Juin 2012, plusieurs membres de Silence se retrouvent pour parler de la préparation d’un « numéro sans internet ». En cas de crise énergétique, ou par volonté d’autonomie, une revue comme la nôtre peut-elle se passer d’internet ? Jusqu’où nous sera-t-il possible de mener l’expérience, jusqu’où sommes-nous prêt-e-s à aller ? Retranscription du débat…

Michel : Après le numéro sans téléphone portable, on avait pensé à faire un numéro où l’on essayerait de se passer d’internet… Nous sommes passés récemment au tout-internet : c’est après la crise de 2008 (1) que l’on a créé un site internet actif... Avec la création du formulaire de contact et du site, les gens ont arrêté de nous envoyer des textes par courrier ou par disquette. C’était il n’y a pas si longtemps que ça...

Moins de papier…

Guillaume : Quand je suis arrivé à Silence en 2006, le courrier des lecteurs passait beaucoup plus par la poste, je passais des heures à taper des textes. Aujourd’hui, j’en retranscris un ou deux par mois. Tout le reste maintenant arrive par internet !
Michel : Aujourd’hui les articles arrivent presque tous par courriel.
Marie-Pierre : Du coup, tu as vu augmenter le volume des propositions pour des articles ?
Michel : Oui c’est sûr ! Et le volume de revues que l’on reçoit grâce à l’échange de presse (2) n’a pas baissé. Internet s’est essentiellement rajouté mais ne s’est pas substitué.
Guillaume : Dans ce numéro, à l’image du numéro sans téléphone portable, aucune adresse internet ne serait donnée…
Marie-Pierre : Se limiter à cela, ce serait trop facile !
Béatrice : Mine de rien, on renvoie souvent à internet, il y a beaucoup d’annonces qui nous arrivent où le seul contact est un courriel ou un site, de même pour les brèves.
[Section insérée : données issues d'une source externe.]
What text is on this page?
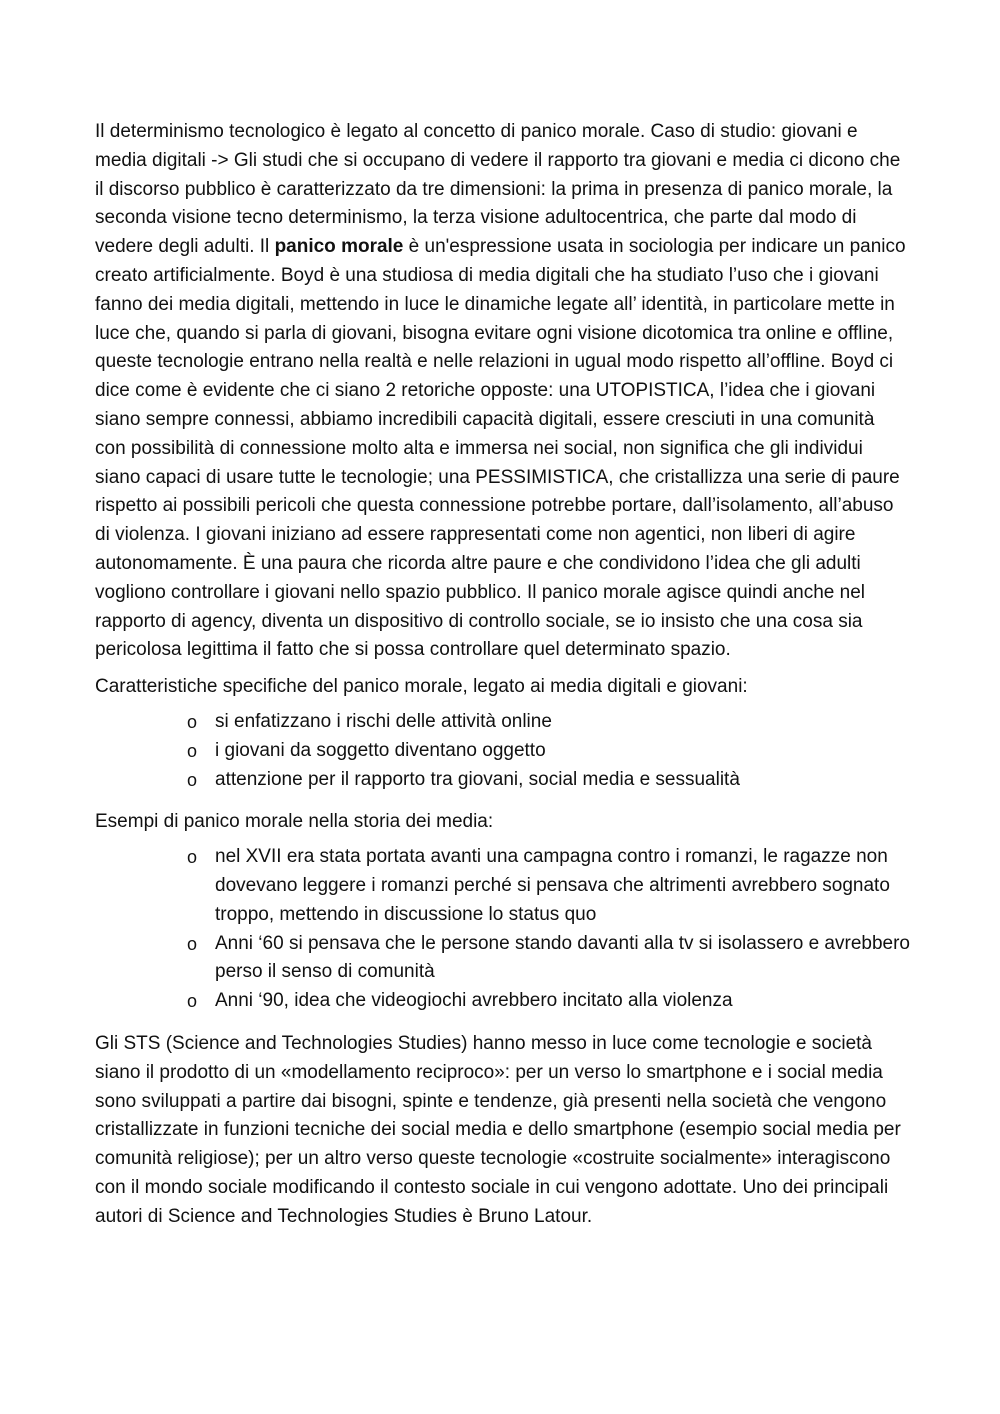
Il determinismo tecnologico è legato al concetto di panico morale. Caso di studio: giovani e media digitali -> Gli studi che si occupano di vedere il rapporto tra giovani e media ci dicono che il discorso pubblico è caratterizzato da tre dimensioni: la prima in presenza di panico morale, la seconda visione tecno determinismo, la terza visione adultocentrica, che parte dal modo di vedere degli adulti. Il panico morale è un'espressione usata in sociologia per indicare un panico creato artificialmente. Boyd è una studiosa di media digitali che ha studiato l’uso che i giovani fanno dei media digitali, mettendo in luce le dinamiche legate all’ identità, in particolare mette in luce che, quando si parla di giovani, bisogna evitare ogni visione dicotomica tra online e offline, queste tecnologie entrano nella realtà e nelle relazioni in ugual modo rispetto all’offline. Boyd ci dice come è evidente che ci siano 2 retoriche opposte: una UTOPISTICA, l’idea che i giovani siano sempre connessi, abbiamo incredibili capacità digitali, essere cresciuti in una comunità con possibilità di connessione molto alta e immersa nei social, non significa che gli individui siano capaci di usare tutte le tecnologie; una PESSIMISTICA, che cristallizza una serie di paure rispetto ai possibili pericoli che questa connessione potrebbe portare, dall’isolamento, all’abuso di violenza. I giovani iniziano ad essere rappresentati come non agentici, non liberi di agire autonomamente. È una paura che ricorda altre paure e che condividono l’idea che gli adulti vogliono controllare i giovani nello spazio pubblico. Il panico morale agisce quindi anche nel rapporto di agency, diventa un dispositivo di controllo sociale, se io insisto che una cosa sia pericolosa legittima il fatto che si possa controllare quel determinato spazio.

Caratteristiche specifiche del panico morale, legato ai media digitali e giovani:

o si enfatizzano i rischi delle attività online
o i giovani da soggetto diventano oggetto
o attenzione per il rapporto tra giovani, social media e sessualità

Esempi di panico morale nella storia dei media:

o nel XVII era stata portata avanti una campagna contro i romanzi, le ragazze non dovevano leggere i romanzi perché si pensava che altrimenti avrebbero sognato troppo, mettendo in discussione lo status quo
o Anni ‘60 si pensava che le persone stando davanti alla tv si isolassero e avrebbero perso il senso di comunità
o Anni ‘90, idea che videogiochi avrebbero incitato alla violenza

Gli STS (Science and Technologies Studies) hanno messo in luce come tecnologie e società siano il prodotto di un «modellamento reciproco»: per un verso lo smartphone e i social media sono sviluppati a partire dai bisogni, spinte e tendenze, già presenti nella società che vengono cristallizzate in funzioni tecniche dei social media e dello smartphone (esempio social media per comunità religiose); per un altro verso queste tecnologie «costruite socialmente» interagiscono con il mondo sociale modificando il contesto sociale in cui vengono adottate. Uno dei principali autori di Science and Technologies Studies è Bruno Latour.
Gérer une revue sans internet ?

Claire, inquiète : D’accord pour ne pas publier les courriels mais si l’on suspend l’accès à notre site internet, cela posera des soucis pour la gestion de Silence ! Les gens m’écrivent pour arrêter leur prélèvement ou changer d’adresse. Notre réactivité sera réduite… Et ce sont souvent des gens qui écrivent le soir, ils ne peuvent pas nous appeler !
Béatrice : Je communique surtout par téléphone avec les personnes qui tiennent un stand pour Silence, c’est plus humain, cela permet de créer un lien. Pour les dépôts, on s’envoie des courriers mais il y en a de plus en plus qui scannent le bilan des ventes et l’envoient par courriel.
Claire : Notre logiciel de gestion des abonné-e-s passe par un réseau intranet, utilise les mêmes fils que pour internet mais c’est juste une connection entre un serveur, qui est déjà dans nos bureaux, et nos ordinateurs.
On utilise par contre le site de la banque pour faire des virements internes ou externes, la consultation des règlements de facture, la consultation des soldes ou de la trésorerie. Pour arrêter un prélèvement automatique sans internet, il faudrait que j’appelle la banque, lui envoie un listing, un courrier rapide... mais il y des dates limites, ce serait plus chaud à gérer !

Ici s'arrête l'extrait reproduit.